The public spending has continued, even though European Union countries had accumulated mountains of new debt to save their economies during the Covid pandemic in 2020.

But some leaders have taken pride at their use of the public purse to battle this new crisis, which has sent inflation soaring, raised the cost of living and sparked fears of recession.

After announcing €14billion in new measures last week, Italian Prime Minister Mario Draghi boasted the latest spending put Italy, “among the countries that have spent the most in Europe”.

The Bruegel institute, a Brussels-based think tank that is tracking energy crisis spending by EU governments, ranks Italy as the second-biggest spender in Europe, after Germany.
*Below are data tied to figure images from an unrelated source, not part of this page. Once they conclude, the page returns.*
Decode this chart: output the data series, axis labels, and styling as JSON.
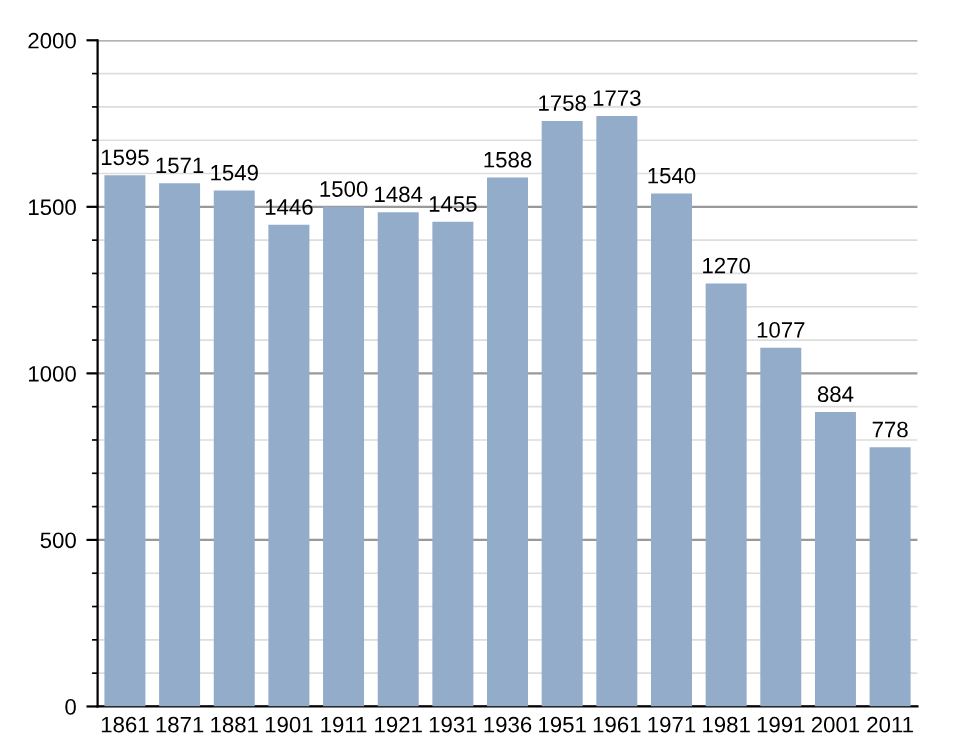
{
  "chart_data": {
    "type": "bar",
    "categories": [
      "1861",
      "1871",
      "1881",
      "1901",
      "1911",
      "1921",
      "1931",
      "1936",
      "1951",
      "1961",
      "1971",
      "1981",
      "1991",
      "2001",
      "2011"
    ],
    "values": [
      1595,
      1571,
      1549,
      1446,
      1500,
      1484,
      1455,
      1588,
      1758,
      1773,
      1540,
      1270,
      1077,
      884,
      778
    ],
    "color": "#93acc9",
    "ylim": [
      0,
      2000
    ],
    "yticks": [
      0,
      500,
      1000,
      1500,
      2000
    ],
    "grid": "y",
    "data_labels": true
  }
}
READ ALSO How EU countries aim to cut energy bills and avoid blackouts this winter

Rome has allocated €59.2billion since September 2021 to shield households and businesses from the rising energy prices, accounting for 3.3 percent of its gross domestic product.

Germany tops the list with €100.2billion, or 2.8 percent of its GDP, as the country was hit hard by its reliance on Russian gas supplies, which have dwindled in suspected retaliation over Western sanctions against Moscow for the war.

On Wednesday, Germany announced the nationalisation of troubled gas giant Uniper.

France, which shielded consumers from gas and electricity price rises early, ranks third with €53.6billion euros allocated so far, representing 2.2 percent of its GDP.

Spending to continue rising
EU countries have now put up €314billion so far since September 2021, according to Bruegel.

“This number is set to increase as energy prices remain elevated,” Simone Tagliapietra, a senior fellow at Bruegel, told AFP.

The energy bills of a typical European family could reach €500 per month early next year, compared to €160 in 2021, according to US investment bank Goldman Sachs.

The measures to help consumers have ranged from a special tax on excess profits in Italy, to the energy price freeze in France, and subsidies public transport in Germany.

But the spending follows a pandemic response that increased public debt, which in the first quarter accounted for 189 percent of Greece’s GDP, 153 percent in Italy, 127 percent in Portugal, 118 percent in Spain and 114 percent in France.

“Initially designed as a temporary response to what was supposed to be a temporary problem, these measures have ballooned and become structural,” Tagliapietra said.

“This is clearly not sustainable from a public finance perspective. It is important that governments make an effort to focus this action on the most vulnerable households and businesses as much as possible.”

Budget reform
The higher spending comes as borrowing costs are rising. The European Central Bank hiked its rate for the first time in more than a decade in July to combat runaway inflation, which has been fuelled by soaring energy prices.

The yield on 10-year French sovereign bonds reached an eight-year high of 2.5 percent on Tuesday, while Germany now pays 1.8 percent interest after boasting a negative rate at the start of the year.

The rate charged to Italy has quadrupled from one percent earlier this year to four percent now, reviving the spectre of the debt crisis that threatened the eurozone a decade ago.

“It is critical to avoid debt crises that could have large destabilising effects and put the EU itself at risk,” the International Monetary Fund warned in a recent blog calling for reforms to budget rules.

The EU has suspended until 2023 rules that limit the public deficit of countries to three percent of GDP and debt to 60 percent.

The European Commission plans to present next month proposals to reform the 27-nation bloc’s budget rules, which have been shattered by the crises.